When in the company of others, I’m a Bulgarian refugee in New York, lost in the subway and stabbing my finger at a map. “I here, yes?” Verbs hightail it down the road and my hands alternately swat flies or shape elaborate castles in the sky.
To be fair to myself, in most situations I fall somewhere between Winston Churchill and a mime in a paisley suit.
My best guess is, one’s degree of verbal dexterity is partly education, but mostly the proper application of gas to the brain, and the flooding thereof. And the latter welcomes us to the wonderful world of interjections, the conversational equivalent of the Maybelline zit concealer. The well-uh’s, but-um’s, okay-then’s, and you-know’s. Or my own personal favorites, the friends that have carried me seamlessly through many an awkward lapse: So-so-so-so and Doncha-see.

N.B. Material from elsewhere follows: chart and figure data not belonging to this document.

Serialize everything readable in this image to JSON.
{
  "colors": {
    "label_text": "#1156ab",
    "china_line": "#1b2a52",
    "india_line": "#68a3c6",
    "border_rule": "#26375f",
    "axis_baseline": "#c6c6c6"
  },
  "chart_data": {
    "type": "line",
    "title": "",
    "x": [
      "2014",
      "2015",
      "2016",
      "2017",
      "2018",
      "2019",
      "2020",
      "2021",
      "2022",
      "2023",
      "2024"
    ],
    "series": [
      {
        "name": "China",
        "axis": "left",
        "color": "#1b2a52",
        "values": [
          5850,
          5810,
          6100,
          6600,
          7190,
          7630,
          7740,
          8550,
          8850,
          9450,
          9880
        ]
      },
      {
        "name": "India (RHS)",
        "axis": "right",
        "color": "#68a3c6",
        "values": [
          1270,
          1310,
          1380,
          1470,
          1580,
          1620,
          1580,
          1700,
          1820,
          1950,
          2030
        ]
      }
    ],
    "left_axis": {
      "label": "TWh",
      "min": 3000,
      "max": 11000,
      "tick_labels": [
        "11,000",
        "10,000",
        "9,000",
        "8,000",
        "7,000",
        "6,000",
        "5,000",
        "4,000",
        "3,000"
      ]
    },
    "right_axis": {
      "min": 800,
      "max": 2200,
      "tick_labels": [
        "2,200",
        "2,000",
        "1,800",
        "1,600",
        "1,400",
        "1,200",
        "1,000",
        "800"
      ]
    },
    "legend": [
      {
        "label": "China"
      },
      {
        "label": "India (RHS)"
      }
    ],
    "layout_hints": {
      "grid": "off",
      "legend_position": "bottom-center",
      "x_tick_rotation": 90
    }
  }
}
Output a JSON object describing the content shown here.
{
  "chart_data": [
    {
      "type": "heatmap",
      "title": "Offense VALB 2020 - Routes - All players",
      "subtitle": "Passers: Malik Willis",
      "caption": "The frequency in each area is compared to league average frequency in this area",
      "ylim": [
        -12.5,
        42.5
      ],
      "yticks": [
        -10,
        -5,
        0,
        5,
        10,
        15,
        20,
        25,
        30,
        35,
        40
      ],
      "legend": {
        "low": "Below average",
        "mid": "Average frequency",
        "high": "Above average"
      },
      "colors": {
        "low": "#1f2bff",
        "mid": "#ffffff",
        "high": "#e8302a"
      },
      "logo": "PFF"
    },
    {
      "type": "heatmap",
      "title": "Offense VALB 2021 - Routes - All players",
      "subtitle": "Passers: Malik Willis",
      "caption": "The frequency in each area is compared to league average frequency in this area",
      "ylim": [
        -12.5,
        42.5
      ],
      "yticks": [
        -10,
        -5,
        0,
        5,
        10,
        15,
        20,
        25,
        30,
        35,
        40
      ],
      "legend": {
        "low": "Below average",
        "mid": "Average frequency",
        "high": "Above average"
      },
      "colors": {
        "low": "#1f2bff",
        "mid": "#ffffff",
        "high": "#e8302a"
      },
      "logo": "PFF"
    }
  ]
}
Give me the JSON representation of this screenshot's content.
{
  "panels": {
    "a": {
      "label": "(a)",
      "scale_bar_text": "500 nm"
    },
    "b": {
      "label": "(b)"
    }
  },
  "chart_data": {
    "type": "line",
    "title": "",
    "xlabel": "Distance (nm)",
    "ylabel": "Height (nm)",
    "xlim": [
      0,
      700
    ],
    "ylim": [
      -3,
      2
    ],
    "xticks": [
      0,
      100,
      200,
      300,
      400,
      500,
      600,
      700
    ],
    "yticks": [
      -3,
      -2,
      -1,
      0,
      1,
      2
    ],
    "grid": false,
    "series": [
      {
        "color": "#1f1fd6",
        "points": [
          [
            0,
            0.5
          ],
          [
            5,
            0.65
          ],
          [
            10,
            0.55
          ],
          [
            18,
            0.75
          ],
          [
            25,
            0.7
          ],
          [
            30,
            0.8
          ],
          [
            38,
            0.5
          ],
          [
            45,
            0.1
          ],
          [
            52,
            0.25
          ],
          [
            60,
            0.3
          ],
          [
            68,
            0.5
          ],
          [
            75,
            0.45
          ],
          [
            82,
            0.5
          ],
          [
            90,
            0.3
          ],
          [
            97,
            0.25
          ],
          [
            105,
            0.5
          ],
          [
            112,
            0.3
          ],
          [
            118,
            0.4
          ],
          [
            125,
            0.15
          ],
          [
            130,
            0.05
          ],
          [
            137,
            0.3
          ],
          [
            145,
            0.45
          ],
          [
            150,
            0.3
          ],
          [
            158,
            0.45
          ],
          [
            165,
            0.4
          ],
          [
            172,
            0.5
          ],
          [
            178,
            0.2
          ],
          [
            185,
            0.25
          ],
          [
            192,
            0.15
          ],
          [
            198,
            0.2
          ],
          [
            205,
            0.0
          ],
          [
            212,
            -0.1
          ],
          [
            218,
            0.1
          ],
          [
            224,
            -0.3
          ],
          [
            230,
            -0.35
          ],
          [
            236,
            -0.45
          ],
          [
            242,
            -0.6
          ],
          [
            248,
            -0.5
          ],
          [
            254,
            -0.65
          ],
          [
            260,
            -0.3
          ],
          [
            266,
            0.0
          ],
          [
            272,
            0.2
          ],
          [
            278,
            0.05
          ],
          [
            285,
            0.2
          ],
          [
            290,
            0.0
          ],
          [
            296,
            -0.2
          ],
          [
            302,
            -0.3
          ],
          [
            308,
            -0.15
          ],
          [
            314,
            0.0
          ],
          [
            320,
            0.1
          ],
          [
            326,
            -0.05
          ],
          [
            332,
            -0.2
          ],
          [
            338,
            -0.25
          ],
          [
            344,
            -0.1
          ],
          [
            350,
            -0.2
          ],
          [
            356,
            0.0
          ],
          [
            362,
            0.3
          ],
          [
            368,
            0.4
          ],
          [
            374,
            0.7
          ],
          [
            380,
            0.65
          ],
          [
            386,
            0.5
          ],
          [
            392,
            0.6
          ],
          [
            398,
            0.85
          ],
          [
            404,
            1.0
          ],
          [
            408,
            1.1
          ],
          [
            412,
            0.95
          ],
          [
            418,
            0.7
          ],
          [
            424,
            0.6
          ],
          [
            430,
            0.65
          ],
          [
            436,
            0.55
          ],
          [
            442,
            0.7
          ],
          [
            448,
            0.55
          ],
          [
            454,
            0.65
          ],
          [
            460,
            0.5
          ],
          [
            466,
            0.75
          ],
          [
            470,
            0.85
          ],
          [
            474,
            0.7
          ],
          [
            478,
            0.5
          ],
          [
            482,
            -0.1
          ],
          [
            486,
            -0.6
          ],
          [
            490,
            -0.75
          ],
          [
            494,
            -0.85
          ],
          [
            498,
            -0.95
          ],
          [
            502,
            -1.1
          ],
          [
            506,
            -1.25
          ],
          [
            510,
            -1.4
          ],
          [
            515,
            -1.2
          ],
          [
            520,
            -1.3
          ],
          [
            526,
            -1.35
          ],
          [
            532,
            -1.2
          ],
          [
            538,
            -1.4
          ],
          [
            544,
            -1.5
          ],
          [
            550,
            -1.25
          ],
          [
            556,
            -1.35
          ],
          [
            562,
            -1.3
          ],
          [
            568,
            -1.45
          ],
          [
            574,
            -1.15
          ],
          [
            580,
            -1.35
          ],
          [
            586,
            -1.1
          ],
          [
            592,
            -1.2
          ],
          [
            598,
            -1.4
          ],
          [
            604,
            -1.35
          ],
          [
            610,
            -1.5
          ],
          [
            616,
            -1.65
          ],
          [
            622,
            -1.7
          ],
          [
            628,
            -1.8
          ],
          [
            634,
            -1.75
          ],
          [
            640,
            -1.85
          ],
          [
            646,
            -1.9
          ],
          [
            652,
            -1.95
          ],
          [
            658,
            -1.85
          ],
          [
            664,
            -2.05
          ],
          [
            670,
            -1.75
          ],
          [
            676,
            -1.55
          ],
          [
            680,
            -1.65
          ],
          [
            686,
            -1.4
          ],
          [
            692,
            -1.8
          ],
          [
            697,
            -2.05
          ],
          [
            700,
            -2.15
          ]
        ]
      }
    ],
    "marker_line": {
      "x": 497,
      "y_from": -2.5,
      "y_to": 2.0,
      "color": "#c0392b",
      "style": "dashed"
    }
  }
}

What’s weird (and this is not an interjection, I mean it is strange, odd), one of the most memorable things about a person is how they fill the conversational spaces between constructed thoughts. Long after someone is gone, you may not remember a hundred quotable things he or she said; instead, what sticks in the craw is the annoying way he would clear his throat and say “That begs the question…” Or years later, you may agonize over the fact you slept with someone who would buy some time with, "Be that as it may..."
I wonder if Shakespeare, in between his qualities of mercy and roses by any other names, would scratch his chin and say, "The thing about it is..." At least for a special someone, those may have been his last syllables of recorded time.